Dynamic real-time multi-UAV cooperative mission planning method under multiple constraints

TL;DR

This paper introduces a dynamic, real-time multi-UAV mission planning algorithm that effectively balances path optimality and computational speed, enhancing adaptability and responsiveness in complex scenarios.

Contribution

It presents a novel distributed formation-based planning method using Dubins paths with acceleration techniques for real-time, coupled task assignment and path planning.

Findings

Achieves only 9.57% longer paths compared to optimal solutions.

Speeds up planning by 4-5 orders of magnitude over simulated annealing.

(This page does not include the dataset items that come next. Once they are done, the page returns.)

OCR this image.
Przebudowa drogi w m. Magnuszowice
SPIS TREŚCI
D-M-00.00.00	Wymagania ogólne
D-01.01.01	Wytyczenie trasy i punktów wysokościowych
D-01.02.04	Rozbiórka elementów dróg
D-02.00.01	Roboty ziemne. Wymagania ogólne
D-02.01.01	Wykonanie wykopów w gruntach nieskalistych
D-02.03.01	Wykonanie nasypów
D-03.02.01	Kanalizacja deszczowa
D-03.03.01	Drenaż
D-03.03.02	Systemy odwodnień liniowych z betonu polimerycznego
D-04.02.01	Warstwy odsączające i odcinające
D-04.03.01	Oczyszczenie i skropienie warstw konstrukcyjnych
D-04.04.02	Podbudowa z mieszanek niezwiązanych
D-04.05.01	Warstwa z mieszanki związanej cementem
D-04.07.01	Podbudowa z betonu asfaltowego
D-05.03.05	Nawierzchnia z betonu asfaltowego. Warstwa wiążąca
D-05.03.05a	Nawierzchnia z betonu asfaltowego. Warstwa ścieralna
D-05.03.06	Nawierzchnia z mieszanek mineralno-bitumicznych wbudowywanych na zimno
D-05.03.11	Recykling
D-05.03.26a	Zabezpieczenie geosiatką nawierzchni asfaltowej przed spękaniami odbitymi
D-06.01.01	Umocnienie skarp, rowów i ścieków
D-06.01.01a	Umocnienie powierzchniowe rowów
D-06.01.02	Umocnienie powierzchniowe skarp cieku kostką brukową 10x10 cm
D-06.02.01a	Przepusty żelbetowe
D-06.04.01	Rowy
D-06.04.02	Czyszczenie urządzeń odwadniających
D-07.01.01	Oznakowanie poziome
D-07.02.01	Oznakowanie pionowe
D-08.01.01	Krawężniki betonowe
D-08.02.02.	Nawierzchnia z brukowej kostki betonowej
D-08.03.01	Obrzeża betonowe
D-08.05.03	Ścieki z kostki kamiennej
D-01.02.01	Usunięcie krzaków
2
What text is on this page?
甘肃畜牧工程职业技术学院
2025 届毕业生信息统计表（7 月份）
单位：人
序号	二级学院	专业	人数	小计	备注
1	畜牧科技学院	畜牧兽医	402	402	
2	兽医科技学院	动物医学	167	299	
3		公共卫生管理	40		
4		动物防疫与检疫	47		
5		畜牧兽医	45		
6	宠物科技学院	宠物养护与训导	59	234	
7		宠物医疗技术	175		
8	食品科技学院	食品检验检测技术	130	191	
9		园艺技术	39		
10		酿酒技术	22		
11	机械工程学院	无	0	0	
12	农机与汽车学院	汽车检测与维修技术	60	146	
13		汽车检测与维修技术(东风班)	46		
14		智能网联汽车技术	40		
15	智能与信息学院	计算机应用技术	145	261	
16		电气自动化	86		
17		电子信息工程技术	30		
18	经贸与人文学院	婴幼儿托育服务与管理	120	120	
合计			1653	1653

Performs single mission planning in approximately 0.0003 seconds.

Abstract

As UAV popularity soars, so does the mission planning associated with it. The classical approaches suffer from the triple problems of decoupled of task assignment and path planning, poor real-time performance and limited adaptability. Aiming at these challenges, this paper proposes a dynamic real-time multi-UAV collaborative mission planning algorithm based on Dubins paths under a distributed formation structure. Dubins path with multiple advantages bridges the gap between task assignment and path planning, leading to a coupled solution for mission planning. Then, a series of acceleration techniques, task clustering preprocessing, highly efficient distance cost functions, low-complexity and less iterative task allocation strategies, are employed to guarantee the real-time performance of the algorithms. To cope with different emergencies and their simultaneous extremes, real-time planning of emerging tasks and mission replanning due to the reduction of available UAVs are appropriately handled. Finally, the developed algorithm is comprehensively exemplified and studied through simulations, highlighting that the proposed method only sacrifices 9.57% of the path length, while achieving a speed improvement of 4-5 orders of magnitude over the simulated annealing method, with a single mission planning of about 0.0003s.